Tuesday, 06 March 2007

It’s no wonder we are longing for a De la Rey

04 March 2007
Dan Roodt

IN LAST week’s Sunday Times, Mondli Makhanya expressed the wish to come to a better understanding of why Afrikaners are so deeply unhappy about the recent course of events in South Africa.

I believe I am well placed to provide a few enlightening answers, if only because I have spoken to farmers, students, authors, academics, singers, housewives, dominees, businessmen, politicians, motor mechanics, accountants, lawyers, teachers and representatives of just about every occupation among the 2.5 million Afrikaners who inhabit South Africa, and the half a million or so who have already left.

Let’s start right there. Why are 20% or more of our people living abroad — in exile, so to speak? Some may have pursued economic opportunities, but most have left because of one issue: violent crime. On every flight from Sydney to Johannesburg you can see a plane full of red-eyed people, mostly Afrikaners, sniffling into their paper handkerchiefs as they try to get over the tearful farewells to relatives living thousands of kilometres away in the Pacific. There are now more of us in Australia than Aborigines.

Afrikaners dearly love South Africa: the land of braaivleis, rugby, sunny skies and your brand of car, except that you get a gun pointed at your head in that same car every so often. At one time our people formed the backbone of a multiracial police force. Years ago we patrolled the borders on horseback to stop stock theft and painstakingly typed statements in both official languages on typewriters. Crime was something we mostly read about in detective novels.

We have therefore watched in amazement at how transformation cut a swathe through what was once a professional police force, how it became inefficient, corrupt and almost useless in protecting us from the marauding gangsters who now rule our once peaceful streets.
In December a private security company issued a directive to all its clients, advising them to lock their gates, switch on their alarms and not venture out after eight o’clock at night.

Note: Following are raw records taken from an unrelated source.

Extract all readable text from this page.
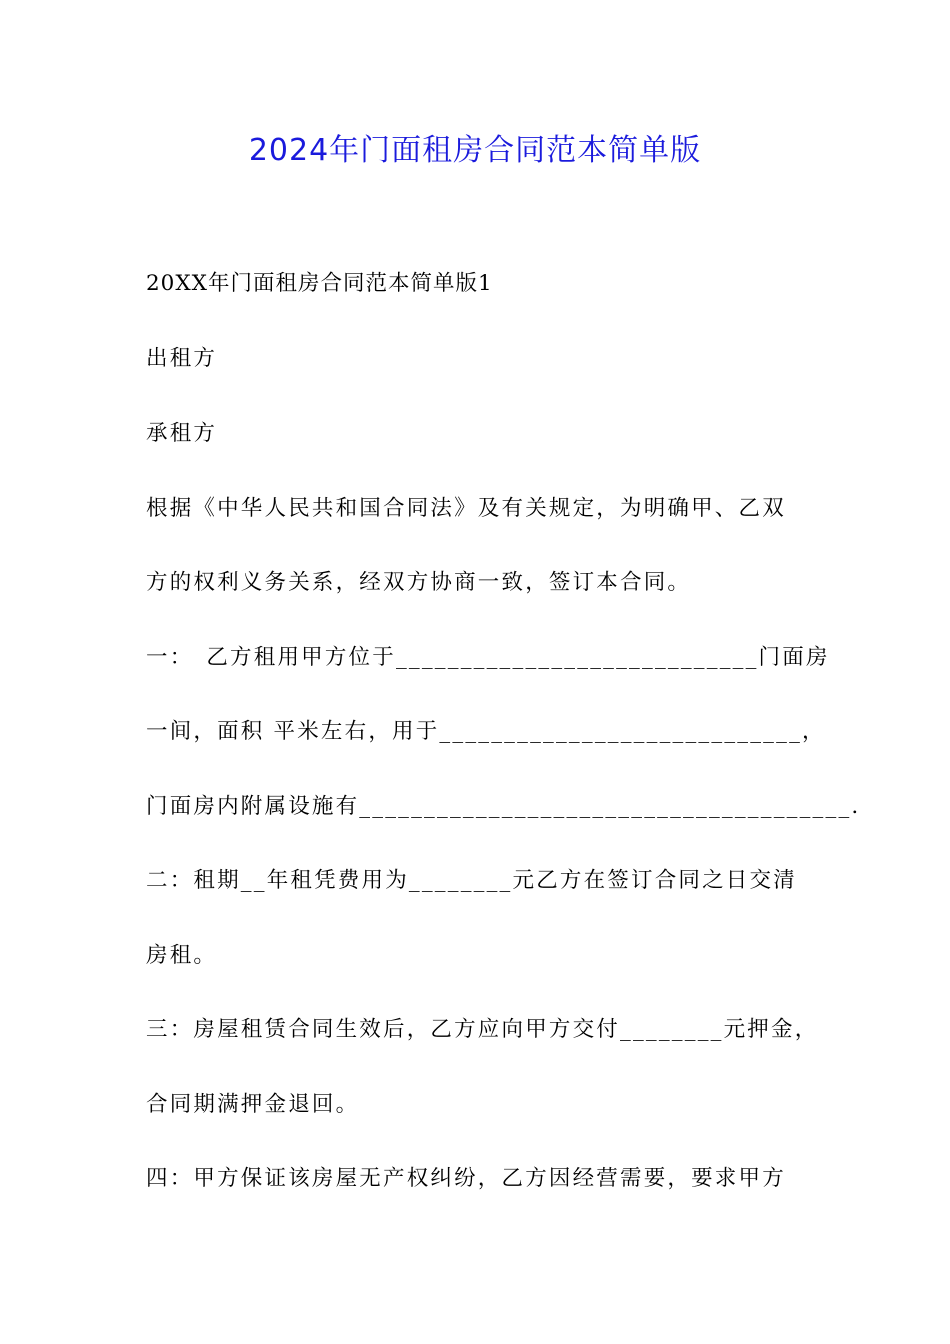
2024年门面租房合同范本简单版
20XX年门面租房合同范本简单版1
出租方
承租方
根据《中华人民共和国合同法》及有关规定，为明确甲、乙双
方的权利义务关系，经双方协商一致，签订本合同。
一：　乙方租用甲方位于____________________________门面房
一间，面积 平米左右，用于____________________________，
门面房内附属设施有______________________________________.
二：租期__年租凭费用为________元乙方在签订合同之日交清
房租。
三：房屋租赁合同生效后，乙方应向甲方交付________元押金，
合同期满押金退回。
四：甲方保证该房屋无产权纠纷，乙方因经营需要，要求甲方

On December 20 2006 a beautiful little girl of five named Danielle Esterhuizen was executed in cold blood on her mother’s lap next to a dam in Randfontein, where she had been visiting her father for half an hour while he was fishing with a friend. When Steve Hofmeyr, Joost van der Westhuizen and I had coffee with him a few weeks ago, he broke down and muttered, “I will never be able to touch a fishing rod again. Why did I allow her to come visit me when I knew of the danger?”

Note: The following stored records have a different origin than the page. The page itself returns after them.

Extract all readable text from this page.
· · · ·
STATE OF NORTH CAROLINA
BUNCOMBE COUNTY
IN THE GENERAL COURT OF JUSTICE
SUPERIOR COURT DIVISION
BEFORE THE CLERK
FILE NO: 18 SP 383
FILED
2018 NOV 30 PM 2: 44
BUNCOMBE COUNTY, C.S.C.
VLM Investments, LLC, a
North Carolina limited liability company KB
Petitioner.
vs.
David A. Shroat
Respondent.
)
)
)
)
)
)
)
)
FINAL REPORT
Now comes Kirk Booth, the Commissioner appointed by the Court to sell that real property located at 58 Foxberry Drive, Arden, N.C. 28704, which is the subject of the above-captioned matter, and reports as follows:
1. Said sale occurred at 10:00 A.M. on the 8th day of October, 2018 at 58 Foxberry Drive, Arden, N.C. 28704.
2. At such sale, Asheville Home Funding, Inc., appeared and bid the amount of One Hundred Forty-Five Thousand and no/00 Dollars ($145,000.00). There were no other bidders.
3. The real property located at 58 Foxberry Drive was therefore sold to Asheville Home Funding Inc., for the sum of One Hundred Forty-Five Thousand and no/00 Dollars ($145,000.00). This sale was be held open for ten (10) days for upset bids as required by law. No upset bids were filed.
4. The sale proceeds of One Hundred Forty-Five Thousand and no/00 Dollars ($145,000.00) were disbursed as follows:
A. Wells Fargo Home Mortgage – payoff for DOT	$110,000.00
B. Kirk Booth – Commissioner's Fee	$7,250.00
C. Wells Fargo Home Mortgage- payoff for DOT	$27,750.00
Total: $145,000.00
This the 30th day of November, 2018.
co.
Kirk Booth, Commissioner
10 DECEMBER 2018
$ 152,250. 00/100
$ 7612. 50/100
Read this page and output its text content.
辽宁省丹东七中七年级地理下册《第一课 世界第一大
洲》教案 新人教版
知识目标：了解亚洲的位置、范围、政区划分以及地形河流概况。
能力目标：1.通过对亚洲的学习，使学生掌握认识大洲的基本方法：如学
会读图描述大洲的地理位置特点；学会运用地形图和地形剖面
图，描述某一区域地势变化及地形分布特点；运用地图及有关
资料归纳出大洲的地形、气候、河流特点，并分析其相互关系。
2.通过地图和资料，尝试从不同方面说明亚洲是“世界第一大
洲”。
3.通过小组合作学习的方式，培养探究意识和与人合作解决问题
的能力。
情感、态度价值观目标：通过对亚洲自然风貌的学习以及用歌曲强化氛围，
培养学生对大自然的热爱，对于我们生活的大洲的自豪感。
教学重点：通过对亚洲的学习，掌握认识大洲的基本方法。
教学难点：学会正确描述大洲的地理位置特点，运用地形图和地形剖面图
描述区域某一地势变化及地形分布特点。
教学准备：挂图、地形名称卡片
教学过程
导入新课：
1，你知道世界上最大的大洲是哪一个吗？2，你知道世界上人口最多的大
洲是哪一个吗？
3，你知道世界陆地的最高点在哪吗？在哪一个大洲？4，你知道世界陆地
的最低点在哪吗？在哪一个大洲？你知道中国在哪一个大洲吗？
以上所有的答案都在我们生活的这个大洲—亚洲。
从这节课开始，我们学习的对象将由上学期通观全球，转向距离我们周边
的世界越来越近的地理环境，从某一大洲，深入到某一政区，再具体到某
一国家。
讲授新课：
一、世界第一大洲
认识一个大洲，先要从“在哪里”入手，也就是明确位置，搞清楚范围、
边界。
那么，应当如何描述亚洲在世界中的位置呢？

During the political negotiations of the early ’ 90s, we were lulled into a sense of wonder. The international media were enthusing about the South African “miracle” and we trusted our leaders. De Klerk regularly spoke about “checks and balances”, that our language and culture, our schools, universities, museums and monuments would enjoy constitutional protection.
Over the past few weeks especially, we have been horrified by the cavalier way in which a minister of Education with a colonial British accent could order one of the most famous Afrikaans high schools in the country, Ermelo, to change its medium of instruction. After winning the first round of a court battle, our hopes were dashed when the judge overturned an earlier decision in a judgment that lasted two minutes, according to those who were there.

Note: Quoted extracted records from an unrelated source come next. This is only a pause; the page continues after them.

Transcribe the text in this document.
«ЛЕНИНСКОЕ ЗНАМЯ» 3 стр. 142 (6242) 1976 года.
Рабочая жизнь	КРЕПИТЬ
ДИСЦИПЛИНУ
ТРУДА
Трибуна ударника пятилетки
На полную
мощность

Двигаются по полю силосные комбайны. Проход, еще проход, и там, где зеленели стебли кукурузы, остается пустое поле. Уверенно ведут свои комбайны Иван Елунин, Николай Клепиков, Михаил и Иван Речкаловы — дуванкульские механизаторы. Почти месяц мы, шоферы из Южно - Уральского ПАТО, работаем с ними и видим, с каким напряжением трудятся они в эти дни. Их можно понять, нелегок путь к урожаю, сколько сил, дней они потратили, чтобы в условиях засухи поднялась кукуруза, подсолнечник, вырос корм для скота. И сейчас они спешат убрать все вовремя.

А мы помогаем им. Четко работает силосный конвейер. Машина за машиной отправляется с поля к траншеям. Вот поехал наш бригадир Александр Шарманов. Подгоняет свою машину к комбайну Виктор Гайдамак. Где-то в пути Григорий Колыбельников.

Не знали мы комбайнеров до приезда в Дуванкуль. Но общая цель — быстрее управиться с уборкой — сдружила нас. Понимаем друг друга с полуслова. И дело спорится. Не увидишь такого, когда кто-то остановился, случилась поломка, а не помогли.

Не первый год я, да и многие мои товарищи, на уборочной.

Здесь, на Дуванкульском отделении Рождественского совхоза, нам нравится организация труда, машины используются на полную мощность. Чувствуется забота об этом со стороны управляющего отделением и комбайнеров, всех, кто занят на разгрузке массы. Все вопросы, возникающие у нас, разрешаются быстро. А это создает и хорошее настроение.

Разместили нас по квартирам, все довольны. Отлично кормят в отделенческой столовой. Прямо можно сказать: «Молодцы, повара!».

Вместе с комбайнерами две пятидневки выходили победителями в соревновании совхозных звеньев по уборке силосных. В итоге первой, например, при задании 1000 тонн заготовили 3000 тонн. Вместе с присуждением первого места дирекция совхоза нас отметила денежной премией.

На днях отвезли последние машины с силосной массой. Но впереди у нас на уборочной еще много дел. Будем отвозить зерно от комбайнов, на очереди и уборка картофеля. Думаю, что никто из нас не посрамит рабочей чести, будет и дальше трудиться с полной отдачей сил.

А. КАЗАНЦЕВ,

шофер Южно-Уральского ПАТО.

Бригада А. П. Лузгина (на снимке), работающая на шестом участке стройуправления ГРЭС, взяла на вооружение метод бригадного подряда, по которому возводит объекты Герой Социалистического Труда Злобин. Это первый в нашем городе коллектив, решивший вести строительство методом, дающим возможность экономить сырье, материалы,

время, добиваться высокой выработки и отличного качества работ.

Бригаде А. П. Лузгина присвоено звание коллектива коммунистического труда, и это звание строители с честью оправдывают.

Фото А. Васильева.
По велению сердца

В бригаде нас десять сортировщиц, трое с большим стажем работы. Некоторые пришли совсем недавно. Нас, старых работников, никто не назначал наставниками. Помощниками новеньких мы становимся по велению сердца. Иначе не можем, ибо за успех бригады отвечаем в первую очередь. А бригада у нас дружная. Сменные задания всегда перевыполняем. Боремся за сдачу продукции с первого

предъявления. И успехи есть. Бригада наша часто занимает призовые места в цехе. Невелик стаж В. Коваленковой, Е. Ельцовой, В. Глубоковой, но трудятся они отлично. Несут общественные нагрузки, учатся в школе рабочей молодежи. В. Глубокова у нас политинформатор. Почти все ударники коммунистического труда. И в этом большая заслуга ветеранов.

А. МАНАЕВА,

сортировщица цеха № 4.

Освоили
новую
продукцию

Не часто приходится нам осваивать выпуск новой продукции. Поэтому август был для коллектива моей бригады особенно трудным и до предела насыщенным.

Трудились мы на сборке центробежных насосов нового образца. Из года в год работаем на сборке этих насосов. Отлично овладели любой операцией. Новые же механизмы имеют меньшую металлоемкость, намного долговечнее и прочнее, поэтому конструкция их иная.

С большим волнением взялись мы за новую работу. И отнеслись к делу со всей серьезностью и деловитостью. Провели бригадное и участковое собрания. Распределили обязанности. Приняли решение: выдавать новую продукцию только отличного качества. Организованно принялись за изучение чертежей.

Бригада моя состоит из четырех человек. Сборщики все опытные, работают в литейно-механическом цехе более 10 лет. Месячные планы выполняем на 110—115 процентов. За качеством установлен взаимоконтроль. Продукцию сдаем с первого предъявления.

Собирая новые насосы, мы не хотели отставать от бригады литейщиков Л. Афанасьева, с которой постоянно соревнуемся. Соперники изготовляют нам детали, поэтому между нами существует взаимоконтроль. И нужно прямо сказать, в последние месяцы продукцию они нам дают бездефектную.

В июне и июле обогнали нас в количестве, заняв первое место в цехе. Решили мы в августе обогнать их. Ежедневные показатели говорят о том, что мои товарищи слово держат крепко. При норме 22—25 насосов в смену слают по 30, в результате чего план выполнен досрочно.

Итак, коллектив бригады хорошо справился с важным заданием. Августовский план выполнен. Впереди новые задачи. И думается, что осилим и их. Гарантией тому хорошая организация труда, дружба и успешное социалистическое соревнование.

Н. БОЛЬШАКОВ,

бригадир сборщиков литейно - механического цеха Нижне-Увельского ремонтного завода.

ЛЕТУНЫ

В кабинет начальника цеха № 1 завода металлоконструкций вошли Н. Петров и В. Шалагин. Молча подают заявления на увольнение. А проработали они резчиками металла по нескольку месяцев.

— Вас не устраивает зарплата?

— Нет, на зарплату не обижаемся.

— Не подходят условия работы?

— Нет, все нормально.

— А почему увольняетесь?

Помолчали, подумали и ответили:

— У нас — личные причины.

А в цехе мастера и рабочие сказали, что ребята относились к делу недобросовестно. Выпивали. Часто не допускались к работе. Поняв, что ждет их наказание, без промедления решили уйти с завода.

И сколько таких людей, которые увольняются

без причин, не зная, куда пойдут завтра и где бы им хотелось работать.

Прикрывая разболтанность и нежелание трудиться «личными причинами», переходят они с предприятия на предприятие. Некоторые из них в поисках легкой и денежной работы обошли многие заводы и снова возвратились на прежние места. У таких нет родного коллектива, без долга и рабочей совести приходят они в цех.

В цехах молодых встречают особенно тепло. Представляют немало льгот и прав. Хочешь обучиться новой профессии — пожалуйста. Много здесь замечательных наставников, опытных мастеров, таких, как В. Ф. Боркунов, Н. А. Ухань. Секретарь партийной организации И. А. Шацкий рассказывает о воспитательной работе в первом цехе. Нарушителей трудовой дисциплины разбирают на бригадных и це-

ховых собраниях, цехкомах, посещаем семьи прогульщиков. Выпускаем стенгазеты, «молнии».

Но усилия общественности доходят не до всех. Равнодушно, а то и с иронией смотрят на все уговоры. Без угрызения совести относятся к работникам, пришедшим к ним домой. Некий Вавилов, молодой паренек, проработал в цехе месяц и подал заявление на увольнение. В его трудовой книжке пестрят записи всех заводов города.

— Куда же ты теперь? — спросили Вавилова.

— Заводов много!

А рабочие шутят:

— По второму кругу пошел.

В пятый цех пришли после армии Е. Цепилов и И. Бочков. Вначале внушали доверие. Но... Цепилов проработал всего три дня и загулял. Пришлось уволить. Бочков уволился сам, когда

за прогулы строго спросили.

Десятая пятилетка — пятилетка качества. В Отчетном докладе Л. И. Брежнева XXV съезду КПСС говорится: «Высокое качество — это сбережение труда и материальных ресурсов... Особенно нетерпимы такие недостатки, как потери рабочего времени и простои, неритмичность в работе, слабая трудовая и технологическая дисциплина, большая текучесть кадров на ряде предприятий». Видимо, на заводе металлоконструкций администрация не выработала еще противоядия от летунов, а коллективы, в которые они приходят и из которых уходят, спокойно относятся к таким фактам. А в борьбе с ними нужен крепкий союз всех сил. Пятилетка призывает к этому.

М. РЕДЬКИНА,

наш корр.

Are our Xhosa rulers acting out some inner fantasy of self-made ruin, a second coming of Nongqawuse?

Who knows? In this system, nothing will surprise us anymore. We have become used to a myriad racial laws that restrict our ability to trade, our access to education and capital, even our ability to get bank credit that must rank in the annals of anti-minority legislation up there with anti-Jewish measures during 1930s Germany.

Name changes are calculated to irritate us. But worst of all is the knowledge that we have finally been conquered by our traditional enemies, the Xhosa. In the 1820s they made life so difficult for us on the Eastern frontier that we had to cross the Drakensberg by ox-wagon. Now, occupying offices in Pretoria, they are driving us off the land and onto planes to Australia, Canada and Britain.

Nothing will surprise us any more. Whether the future will be a Zimbabwe, a Uganda or even a Rwanda, we know it will be violent and nasty. No wonder we are longing for a Moses, or a De la Rey, to lead us to the Promised Land.